“What we find in many of these subway agencies is that they are working with agreements that are now really old. And they wouldn`t pass the BOOT (Better off Overall Test) if they were negotiated today,” Sowerbutts said. After the FWA, workChoice-era agreements or those concluded under the FWA continue after their nominal expiry date until the FWC authorizes a replacement or terminates the contract. Either an individual employee, or with the support of a union, or the company itself can ask the FWC to terminate the enterprise contract. He added that the current mechanism for replacing zombie agreements was “an effective way” and confirmed that the database of the Department of Labor Contracts and Small Businesses could not confirm the number of zombie agreements in force. A number of large companies have made headlines because of their “zombie agreements.” In particular, the hotel and restaurant empire of Justin Hemmes, the Merivale Group had paid its 3000 employees in accordance with an outdated employment contract that was approved during WorkChoices. It was found that employees were paid significantly less than expected in the applicable Modern Price (“Price”) and, therefore, after the workers` request, the Fair Work Commission (“Commission”), with the support of the union, denounced the Merivale Group`s agreement, which resulted in the company now being required to pay the prevailing premium rates. , which caused significant disruption and impact on the business. In addition, an Australian law firm has confirmed that it accepts the class actions in order to recover any arrears for all current and former Merivale Group employees.
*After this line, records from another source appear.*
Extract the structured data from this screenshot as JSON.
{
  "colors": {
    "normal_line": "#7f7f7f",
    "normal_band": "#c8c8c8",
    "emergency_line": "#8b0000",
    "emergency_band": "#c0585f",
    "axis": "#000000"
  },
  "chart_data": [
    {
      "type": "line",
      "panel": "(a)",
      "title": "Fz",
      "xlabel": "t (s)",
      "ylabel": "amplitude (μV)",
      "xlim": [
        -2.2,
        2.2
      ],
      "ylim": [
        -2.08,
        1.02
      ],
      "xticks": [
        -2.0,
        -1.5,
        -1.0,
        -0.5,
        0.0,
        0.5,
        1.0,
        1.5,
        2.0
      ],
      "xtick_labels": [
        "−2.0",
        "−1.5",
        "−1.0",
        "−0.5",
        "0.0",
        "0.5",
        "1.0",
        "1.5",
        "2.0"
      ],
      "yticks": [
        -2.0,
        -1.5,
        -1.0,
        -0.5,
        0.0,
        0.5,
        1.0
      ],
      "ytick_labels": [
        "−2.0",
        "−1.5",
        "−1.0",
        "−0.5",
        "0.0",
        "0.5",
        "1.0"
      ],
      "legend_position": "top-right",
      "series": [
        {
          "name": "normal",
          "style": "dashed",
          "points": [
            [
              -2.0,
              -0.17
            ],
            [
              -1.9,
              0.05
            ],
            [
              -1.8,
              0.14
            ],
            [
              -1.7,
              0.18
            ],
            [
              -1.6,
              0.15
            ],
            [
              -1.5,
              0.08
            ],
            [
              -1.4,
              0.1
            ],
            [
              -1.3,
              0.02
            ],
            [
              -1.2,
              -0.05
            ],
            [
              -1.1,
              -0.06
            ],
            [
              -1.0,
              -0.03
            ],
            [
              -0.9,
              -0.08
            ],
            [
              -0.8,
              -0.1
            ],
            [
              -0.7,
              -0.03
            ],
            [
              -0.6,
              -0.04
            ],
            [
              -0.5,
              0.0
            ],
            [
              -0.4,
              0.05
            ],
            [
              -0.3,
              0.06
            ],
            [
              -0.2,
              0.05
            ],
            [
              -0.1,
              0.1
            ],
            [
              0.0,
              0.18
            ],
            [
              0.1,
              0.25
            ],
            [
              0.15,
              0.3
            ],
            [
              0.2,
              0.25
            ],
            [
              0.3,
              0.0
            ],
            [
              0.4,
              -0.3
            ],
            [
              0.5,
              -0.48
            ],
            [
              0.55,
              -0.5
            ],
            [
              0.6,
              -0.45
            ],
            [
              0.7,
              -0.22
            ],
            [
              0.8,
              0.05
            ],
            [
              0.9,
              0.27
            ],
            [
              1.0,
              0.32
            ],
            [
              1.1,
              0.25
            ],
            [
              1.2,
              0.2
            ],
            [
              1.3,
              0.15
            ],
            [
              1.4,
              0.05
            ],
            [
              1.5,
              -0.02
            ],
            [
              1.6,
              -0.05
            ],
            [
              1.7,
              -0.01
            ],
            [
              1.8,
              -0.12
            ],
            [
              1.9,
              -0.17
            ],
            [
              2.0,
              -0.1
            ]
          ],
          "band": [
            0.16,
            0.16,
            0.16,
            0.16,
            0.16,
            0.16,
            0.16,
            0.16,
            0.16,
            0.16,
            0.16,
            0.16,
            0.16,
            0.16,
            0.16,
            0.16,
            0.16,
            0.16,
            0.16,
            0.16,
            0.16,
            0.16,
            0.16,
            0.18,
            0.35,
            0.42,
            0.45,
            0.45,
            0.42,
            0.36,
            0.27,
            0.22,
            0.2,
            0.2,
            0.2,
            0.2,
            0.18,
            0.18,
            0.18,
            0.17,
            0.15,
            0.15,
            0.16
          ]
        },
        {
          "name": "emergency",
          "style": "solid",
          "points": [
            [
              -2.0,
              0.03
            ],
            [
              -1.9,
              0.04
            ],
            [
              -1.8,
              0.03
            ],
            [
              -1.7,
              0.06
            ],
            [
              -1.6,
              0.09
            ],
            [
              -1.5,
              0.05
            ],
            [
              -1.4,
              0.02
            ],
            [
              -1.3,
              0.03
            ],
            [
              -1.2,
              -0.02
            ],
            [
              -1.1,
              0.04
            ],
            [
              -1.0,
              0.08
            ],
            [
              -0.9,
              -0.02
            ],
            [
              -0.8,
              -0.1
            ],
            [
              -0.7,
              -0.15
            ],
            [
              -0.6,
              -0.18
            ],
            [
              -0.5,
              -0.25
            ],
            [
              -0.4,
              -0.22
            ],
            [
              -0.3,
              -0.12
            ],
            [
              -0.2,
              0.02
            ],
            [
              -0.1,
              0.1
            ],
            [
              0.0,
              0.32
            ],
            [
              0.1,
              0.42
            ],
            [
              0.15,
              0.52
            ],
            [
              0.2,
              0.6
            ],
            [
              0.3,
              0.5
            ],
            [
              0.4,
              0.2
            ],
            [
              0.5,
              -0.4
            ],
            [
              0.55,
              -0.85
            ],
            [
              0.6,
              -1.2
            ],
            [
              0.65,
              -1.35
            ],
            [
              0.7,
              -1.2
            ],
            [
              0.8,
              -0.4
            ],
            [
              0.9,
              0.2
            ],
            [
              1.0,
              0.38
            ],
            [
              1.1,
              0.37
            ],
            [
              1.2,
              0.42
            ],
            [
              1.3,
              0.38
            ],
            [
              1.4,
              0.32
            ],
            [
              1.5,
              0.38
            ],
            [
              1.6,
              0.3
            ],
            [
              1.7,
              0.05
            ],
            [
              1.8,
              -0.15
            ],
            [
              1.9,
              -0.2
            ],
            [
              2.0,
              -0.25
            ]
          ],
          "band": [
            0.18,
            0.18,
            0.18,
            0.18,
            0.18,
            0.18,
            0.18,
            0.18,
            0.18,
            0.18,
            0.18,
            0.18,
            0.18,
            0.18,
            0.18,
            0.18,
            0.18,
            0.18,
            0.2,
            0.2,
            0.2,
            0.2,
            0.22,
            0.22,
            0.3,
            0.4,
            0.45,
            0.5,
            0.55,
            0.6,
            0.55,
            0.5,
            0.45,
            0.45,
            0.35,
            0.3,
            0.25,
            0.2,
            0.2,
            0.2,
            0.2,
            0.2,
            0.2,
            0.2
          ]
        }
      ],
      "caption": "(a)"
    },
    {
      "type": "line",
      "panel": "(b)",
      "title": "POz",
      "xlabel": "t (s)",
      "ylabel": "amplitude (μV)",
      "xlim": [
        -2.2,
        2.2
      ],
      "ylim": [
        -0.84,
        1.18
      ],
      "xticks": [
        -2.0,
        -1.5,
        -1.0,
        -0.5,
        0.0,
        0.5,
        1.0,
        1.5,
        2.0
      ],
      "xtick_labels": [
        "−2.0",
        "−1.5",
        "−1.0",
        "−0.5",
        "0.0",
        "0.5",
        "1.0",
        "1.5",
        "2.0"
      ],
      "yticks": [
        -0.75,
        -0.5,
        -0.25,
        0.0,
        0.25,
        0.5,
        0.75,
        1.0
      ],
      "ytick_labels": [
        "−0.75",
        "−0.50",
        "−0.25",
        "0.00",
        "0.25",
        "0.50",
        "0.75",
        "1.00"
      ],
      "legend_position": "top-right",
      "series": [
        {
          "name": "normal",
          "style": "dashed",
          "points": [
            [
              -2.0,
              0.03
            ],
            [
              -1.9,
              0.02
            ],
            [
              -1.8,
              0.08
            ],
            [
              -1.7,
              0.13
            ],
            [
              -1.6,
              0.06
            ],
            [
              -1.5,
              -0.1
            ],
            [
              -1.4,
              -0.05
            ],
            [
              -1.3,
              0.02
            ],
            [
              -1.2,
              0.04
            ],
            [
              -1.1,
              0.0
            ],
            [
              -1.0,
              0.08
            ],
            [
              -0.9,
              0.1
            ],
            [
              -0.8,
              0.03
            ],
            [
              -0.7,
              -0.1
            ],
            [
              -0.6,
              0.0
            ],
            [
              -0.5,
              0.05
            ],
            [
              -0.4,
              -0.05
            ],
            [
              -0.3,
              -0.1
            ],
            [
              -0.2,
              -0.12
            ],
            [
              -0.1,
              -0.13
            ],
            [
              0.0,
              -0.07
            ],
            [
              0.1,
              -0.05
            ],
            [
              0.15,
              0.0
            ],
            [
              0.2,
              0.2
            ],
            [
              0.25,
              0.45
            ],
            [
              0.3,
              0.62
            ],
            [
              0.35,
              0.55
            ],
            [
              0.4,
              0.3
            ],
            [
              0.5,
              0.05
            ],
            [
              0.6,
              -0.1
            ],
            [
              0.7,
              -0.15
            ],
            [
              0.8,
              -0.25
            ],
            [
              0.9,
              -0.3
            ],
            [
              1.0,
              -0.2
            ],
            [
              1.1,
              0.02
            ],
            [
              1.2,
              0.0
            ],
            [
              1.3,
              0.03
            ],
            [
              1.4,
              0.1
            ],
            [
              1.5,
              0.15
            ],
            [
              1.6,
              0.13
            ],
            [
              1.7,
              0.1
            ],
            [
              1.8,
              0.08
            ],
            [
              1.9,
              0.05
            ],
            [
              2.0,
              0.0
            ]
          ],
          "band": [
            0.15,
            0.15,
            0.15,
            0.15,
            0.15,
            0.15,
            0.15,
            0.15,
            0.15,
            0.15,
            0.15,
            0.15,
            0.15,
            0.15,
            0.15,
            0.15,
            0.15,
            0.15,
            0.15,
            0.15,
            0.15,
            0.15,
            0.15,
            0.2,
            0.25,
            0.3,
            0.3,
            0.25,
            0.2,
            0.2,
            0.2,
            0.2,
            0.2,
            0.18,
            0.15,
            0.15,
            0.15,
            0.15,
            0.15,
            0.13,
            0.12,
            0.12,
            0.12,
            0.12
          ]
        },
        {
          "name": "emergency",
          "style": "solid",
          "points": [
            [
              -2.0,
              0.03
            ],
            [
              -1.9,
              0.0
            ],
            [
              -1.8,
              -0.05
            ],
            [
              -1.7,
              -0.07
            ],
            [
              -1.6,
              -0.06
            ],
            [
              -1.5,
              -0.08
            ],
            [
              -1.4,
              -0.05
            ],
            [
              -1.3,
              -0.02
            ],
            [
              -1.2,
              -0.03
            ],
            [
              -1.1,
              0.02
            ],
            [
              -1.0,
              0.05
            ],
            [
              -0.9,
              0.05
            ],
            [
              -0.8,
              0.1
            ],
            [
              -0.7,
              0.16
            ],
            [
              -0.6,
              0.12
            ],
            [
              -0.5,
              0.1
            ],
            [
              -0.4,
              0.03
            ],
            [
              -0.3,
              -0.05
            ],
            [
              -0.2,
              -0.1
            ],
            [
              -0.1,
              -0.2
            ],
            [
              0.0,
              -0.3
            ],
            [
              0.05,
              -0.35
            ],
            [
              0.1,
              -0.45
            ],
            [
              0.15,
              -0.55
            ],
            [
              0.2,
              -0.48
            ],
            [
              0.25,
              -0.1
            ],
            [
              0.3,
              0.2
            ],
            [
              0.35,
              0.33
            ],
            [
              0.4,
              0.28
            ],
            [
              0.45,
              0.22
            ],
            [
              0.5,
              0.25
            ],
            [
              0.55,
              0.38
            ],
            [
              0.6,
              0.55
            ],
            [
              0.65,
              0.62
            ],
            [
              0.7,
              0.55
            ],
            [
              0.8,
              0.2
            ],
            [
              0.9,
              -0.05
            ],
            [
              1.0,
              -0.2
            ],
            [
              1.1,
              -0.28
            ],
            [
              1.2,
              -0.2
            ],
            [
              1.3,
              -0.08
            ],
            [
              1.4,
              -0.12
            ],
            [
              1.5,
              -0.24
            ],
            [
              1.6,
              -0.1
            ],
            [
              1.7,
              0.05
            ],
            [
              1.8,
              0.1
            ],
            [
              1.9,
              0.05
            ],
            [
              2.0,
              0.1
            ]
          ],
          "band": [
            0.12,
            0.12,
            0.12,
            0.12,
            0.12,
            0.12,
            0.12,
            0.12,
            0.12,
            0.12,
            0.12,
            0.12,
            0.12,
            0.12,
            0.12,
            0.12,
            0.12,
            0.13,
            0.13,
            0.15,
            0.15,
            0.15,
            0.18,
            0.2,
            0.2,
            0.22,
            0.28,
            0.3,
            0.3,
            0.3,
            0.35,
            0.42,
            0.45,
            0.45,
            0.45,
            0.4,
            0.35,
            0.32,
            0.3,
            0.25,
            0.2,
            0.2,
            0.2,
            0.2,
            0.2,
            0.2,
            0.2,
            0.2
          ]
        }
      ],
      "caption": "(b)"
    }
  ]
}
This was a double blow for the Merivale Group, which could see a claim for underpayment of $15 million to $25 million. However, it is not certain that a request for underpayment can be successful, as the implementation of zombie agreements is legal and is provided for under the FWA. Tip 3 – If there is a “zombie contract,” you will receive legal advice on whether the BOOT test is still successful In most cases, requests to terminate these agreements are made by the industry. If the company has its business to allow the termination of the contract, this process can be managed easily.

While an employer may legally have the right to pay its employees under zombie agreements and, on the one hand, may seem economically sound by placing the company in a seemingly indecent competitive position, this short-term view is not liable for the considerable damage to the reputation of such agreements when it is established that an employer is recovering from it.